Because he was a human male and alive on the planet, he was cast immediately. It was some shitty old play about a bunch of actresses sitting around a New York City apartment waiting for their big break. He barely knew the name of it then and certainly couldn’t remember it now. He’d played Frank the Butler and had exactly two lines:
“Shall I call a taxi, Miss Louise?”
And, in the second act, the kicker—
“Taxi’s waiting, Miss Louise.”
One night he screwed them up and switched the order around, which should have brought the play to a crashing halt, but nobody really noticed. He never talked loud enough anyway. The other two shows he managed to deliver both lines at the right times and without laughing.
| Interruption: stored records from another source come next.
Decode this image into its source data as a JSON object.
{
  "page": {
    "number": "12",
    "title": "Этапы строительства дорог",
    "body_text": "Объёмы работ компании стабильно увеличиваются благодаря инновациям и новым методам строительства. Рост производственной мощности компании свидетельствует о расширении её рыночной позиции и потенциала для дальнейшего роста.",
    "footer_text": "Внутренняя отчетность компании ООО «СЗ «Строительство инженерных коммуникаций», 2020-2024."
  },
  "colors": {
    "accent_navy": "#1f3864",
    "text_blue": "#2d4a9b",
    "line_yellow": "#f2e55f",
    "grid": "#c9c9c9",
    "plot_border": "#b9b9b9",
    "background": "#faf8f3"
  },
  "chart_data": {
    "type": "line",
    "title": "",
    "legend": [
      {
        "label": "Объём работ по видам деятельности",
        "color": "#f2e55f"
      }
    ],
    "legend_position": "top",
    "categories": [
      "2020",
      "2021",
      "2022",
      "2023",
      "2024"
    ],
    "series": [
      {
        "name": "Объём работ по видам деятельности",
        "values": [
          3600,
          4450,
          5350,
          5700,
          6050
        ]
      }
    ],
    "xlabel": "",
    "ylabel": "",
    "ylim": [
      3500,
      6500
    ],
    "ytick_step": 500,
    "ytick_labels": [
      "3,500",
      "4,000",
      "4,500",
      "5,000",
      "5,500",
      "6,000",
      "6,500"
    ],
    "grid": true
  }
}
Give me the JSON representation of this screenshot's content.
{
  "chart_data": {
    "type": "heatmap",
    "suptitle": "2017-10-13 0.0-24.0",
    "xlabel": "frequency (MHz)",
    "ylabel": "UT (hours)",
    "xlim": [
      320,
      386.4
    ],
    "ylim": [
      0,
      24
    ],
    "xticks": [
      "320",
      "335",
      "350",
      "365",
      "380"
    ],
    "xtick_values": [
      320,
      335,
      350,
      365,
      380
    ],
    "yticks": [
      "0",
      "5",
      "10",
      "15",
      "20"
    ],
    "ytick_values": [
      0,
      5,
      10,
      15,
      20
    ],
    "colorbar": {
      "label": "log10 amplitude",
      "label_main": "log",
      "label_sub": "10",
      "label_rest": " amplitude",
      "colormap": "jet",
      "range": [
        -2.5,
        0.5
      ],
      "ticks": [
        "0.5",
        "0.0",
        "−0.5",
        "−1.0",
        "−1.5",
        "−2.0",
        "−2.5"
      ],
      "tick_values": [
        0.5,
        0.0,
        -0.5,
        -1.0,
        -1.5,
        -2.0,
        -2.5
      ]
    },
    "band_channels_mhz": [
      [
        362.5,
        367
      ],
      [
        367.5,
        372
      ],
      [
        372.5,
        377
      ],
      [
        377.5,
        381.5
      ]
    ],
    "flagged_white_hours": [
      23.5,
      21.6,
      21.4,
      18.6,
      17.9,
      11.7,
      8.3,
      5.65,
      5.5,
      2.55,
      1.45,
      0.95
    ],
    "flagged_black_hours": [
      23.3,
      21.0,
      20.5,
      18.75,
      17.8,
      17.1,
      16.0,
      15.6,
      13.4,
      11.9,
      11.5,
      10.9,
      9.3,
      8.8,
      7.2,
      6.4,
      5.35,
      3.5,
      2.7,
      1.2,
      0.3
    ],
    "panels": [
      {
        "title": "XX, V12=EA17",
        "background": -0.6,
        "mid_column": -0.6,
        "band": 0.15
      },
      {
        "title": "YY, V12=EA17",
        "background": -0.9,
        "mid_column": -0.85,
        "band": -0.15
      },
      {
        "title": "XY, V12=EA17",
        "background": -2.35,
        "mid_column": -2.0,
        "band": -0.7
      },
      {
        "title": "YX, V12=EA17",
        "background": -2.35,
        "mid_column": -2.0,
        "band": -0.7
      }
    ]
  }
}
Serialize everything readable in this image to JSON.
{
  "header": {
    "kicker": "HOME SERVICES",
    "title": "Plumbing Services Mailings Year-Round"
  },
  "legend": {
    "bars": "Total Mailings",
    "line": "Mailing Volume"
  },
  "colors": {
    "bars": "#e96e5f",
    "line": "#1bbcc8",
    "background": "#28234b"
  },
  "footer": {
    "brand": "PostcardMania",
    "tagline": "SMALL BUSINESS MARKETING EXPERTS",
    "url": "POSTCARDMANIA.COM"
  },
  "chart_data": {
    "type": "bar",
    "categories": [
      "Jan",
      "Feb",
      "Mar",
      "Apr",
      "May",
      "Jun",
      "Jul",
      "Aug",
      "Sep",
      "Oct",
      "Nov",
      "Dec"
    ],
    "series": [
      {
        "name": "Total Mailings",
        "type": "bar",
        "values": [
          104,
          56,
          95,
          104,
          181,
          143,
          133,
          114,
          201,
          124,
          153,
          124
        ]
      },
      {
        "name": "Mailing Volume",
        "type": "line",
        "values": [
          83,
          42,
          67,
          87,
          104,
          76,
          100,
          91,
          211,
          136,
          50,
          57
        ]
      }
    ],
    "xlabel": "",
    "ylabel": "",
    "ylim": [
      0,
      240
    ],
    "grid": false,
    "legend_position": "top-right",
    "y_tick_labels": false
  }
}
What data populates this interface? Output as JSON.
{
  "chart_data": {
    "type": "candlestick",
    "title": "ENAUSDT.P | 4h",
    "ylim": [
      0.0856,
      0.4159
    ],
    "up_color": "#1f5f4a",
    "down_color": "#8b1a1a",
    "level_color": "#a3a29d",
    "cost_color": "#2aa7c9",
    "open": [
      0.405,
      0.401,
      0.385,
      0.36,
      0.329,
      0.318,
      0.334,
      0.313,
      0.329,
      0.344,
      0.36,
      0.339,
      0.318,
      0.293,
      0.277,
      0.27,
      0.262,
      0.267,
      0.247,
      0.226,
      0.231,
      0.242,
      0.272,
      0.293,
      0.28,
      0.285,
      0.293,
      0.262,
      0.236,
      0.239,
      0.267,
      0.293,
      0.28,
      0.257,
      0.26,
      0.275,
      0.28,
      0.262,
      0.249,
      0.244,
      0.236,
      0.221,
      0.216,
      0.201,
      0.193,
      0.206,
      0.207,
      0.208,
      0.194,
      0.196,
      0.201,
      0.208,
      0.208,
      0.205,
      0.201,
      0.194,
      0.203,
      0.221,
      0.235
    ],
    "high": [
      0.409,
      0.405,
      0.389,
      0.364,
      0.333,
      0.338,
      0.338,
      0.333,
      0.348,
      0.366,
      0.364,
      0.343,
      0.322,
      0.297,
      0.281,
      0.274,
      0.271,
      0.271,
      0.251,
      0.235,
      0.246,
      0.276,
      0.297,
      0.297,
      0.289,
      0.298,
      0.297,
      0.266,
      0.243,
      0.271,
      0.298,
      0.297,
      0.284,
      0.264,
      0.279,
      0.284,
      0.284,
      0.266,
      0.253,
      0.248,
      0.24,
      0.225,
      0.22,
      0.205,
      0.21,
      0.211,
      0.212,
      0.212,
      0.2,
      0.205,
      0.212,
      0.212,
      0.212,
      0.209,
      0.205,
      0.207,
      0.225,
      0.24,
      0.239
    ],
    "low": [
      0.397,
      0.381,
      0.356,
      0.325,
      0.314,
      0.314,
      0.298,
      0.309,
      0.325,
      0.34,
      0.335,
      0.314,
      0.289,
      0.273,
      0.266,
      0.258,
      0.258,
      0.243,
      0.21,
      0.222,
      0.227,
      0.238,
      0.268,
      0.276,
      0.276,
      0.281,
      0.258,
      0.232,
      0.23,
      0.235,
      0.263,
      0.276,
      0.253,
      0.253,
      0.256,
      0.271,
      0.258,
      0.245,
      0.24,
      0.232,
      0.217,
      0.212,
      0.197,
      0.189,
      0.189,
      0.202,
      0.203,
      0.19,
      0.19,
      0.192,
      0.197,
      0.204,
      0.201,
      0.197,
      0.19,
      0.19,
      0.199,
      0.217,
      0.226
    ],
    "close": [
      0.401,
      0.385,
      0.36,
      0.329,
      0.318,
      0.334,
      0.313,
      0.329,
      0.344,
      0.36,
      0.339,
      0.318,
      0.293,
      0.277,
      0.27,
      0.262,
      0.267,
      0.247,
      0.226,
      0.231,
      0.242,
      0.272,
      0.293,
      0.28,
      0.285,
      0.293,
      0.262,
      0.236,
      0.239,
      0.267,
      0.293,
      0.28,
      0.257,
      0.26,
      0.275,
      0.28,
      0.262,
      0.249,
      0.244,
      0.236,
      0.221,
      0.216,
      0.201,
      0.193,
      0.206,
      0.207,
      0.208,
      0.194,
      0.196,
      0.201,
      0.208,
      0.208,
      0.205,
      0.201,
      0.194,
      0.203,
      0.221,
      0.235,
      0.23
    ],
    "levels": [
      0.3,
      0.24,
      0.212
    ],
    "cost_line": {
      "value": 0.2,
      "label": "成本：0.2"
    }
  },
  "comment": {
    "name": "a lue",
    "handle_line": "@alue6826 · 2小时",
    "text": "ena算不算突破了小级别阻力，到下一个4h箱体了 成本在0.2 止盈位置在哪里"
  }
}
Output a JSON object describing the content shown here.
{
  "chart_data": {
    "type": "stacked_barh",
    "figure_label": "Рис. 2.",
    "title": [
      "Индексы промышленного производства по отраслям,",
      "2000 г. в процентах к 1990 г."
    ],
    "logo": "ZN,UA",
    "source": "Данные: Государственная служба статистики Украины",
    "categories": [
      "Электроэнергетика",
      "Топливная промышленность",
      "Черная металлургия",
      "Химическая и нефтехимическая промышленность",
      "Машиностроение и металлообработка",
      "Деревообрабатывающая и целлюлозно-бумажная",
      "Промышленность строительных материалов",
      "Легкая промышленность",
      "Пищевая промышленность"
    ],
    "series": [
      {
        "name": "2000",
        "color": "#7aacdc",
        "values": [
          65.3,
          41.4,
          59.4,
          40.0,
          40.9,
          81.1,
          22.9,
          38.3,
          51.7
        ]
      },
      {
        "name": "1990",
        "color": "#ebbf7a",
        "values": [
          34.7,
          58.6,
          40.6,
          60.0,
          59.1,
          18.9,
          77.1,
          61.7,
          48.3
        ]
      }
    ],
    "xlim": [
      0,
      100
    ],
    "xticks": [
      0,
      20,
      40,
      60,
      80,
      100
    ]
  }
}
But his real accomplishment was getting himself accepted into the sex-and-drug-filled paradise of seventeen-year-old life. He was kind of cute for his age, smart enough from hanging around his older brother to know what to say and what not to say, and the seniors took him under their wing as a sort of mascot. He wasn’t fully developed, so his sexuality wasn’t particularly threatening, and that gave him all sorts of access to older women. He worked it as hard as he’d ever worked anything in his life, and at the cast party on opening night, Patti Wisniewski gave him a mercy hand job in the bathroom of Kres Peckham’s stepdad’s house. The only shame was that he was too drunk to remember it.
That was the thing. If asked, Teacake would be hard-pressed to come up with a single sexual encounter or romantic overture in high school that wasn’t fueled by booze or drugs. He started smoking weed in seventh grade, like most people he knew, but that was the sort of thing you did with your buddies, when you didn’t care how stupid you came off. With women you wanted to be drunk. Coke was nice if you could get it, but there was such an ugly price to pay for it, some creepy twentysomething asshole you’d have to hang around with, or cash that had to be scooped out of the till at work or stolen from somebody’s parents. Too much hassle involved. Rock was cheaper, for sure, but you didn’t have to be a genius to see that smoking that shit would take you no place good. That kind of high had nothing to do with getting off, anyway; you lost interest in sex almost immediately.
Things in his romantic life didn’t change all that much after high school, when he got the job at the asphalt place. By that time his moms had split, and his dad was enjoying his own intimate relationship with the sauce. He’d always drunk a lot, his old man, but Teacake didn’t think much of it, because everyone around here drank too much. Atchison was fucking bleak in the winter, dark side of the moon, there wasn’t anything else to do besides get loaded, and then it’s not like you’re going to give it up for the spring and summer. At best, his dad’s drinking became a little more joyful as the weather improved; he could at least hide it under the cover of celebration.